Le système capitaliste touche à sa fin. L’intellectuel Georges Eddy Lucien l’affirme : « toutes les conditions objectives montrent clairement la fin du capitalisme ». L’actuelle pandémie du nouveau coronavirus serait en train de démasquer le capitalisme et ses valeurs individualistes. Cependant, elle ne peut que servir de tremplin aux organisations pour lutter contre celui-ci. Le discours néolibéral ne peut plus s’imposer. Par conséquent, l’heure est au système fondé sur le bien commun, soit le système socialiste, selon le professeur Lucien.

Port-au-Prince, le 29 mai 2020 : Le professeur d’université, Georges Eddy Lucien, prévoit la fin du capitalisme. Imminente, selon lui, cette fin obéit combien même à certaines conditions. Pour le licencié en géographie, le système capitaliste ne tombera pas si on n’agit pas en conséquence. Sont indispensables une structuration des organisations et une prise de conscience massive.

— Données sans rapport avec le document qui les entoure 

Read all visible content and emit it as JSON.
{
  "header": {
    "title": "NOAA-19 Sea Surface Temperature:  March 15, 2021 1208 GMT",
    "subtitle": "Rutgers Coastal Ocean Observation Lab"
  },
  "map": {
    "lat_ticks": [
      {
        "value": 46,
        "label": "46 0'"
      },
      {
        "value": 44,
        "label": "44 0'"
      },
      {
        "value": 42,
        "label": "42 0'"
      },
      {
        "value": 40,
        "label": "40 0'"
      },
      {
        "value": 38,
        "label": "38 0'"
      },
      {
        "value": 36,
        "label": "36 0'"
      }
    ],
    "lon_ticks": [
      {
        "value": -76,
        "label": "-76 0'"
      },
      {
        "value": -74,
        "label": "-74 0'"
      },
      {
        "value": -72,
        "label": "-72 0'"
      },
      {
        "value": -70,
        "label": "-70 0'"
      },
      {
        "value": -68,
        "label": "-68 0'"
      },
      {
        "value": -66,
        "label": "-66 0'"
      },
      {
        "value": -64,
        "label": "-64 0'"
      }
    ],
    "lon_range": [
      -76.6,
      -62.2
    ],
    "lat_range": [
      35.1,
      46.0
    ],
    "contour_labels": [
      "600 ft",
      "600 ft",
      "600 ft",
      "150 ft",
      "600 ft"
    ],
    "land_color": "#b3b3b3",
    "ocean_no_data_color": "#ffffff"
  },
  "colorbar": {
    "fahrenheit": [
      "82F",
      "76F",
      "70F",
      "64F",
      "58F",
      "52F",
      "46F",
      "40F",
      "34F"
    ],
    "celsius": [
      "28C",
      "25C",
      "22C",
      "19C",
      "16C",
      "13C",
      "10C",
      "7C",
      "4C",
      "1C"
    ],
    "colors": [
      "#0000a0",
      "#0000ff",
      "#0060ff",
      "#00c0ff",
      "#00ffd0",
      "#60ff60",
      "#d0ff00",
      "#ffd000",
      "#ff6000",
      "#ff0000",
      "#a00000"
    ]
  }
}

Les conditions objectives sont déjà réunies. Il manque à présent les conditions subjectives. Diplômé en études approfondies en histoire acquis à la Martinique l’explique ainsi, les gauchistes sont devenus des renégats pour qui c’est déjà la fin de l’histoire. Après avoir longtemps combattu pour une forme de société, ce sont eux les intellectuels du système aujourd’hui. « Il y a donc un déficit par rapport à cela » traduisant l’état des conditions subjectives.

Georges Eddy Lucien ne le nie point. À cause de la pandémie actuelle, nous vivons tous une situation extrêmement difficile. Pourtant, il n’en demeure pas moins que l’on peut en tirer profit. En effet, détenteur d’une thèse en histoire urbaine à Toulouse, il pense que ce moment de crise peut porter plusieurs personnes à prendre conscience. Aussi, des organisations penseront à se structurer davantage parce que la pandémie peut à elle seule prendre du terrain, mais ne pas pouvoir chavirer le système.

Entre autres, le discours néolibéral est mis en avant. Plus personne ne peut se permettre de tenir un discours de ce type. Il peut toujours être « imposé par la force », mais il n’est plus actuellement convenable, croit-t-il.

Dans un travail sur le Nord-est Georges Eddy Lucien montre des conséquences du néolibéral. Il analyse le discours Open for business. Celui-ci faisait croire que le Nord-est allait accueillir nombre d’investisseurs. Mais résultat tout autre. La production de toute la zone a été grandement affectée. Et les paysans expropriés.

Partir de valeurs individuelles vers des valeurs collectives requiert par-dessus des organisations. Seuls leurs efforts et leurs luttes auront raison du système capitalisme au profit d’un système collectif. « Le cas de Cuba est extrêmement intéressant », alerte Georges Eddy Lucien. « Cuba nous monte la solidarité présente au sein du système socialiste », poursuit-il.

Dans le système socialiste, les rapports entre les pays se basent sur la valeur humaine au détriment des intérêts. Néanmoins, Cuba ou le socialisme n’est pas une fin en soi. Car, pour le professeur Georges Eddy Lucien, nous devons aller plus loin encore.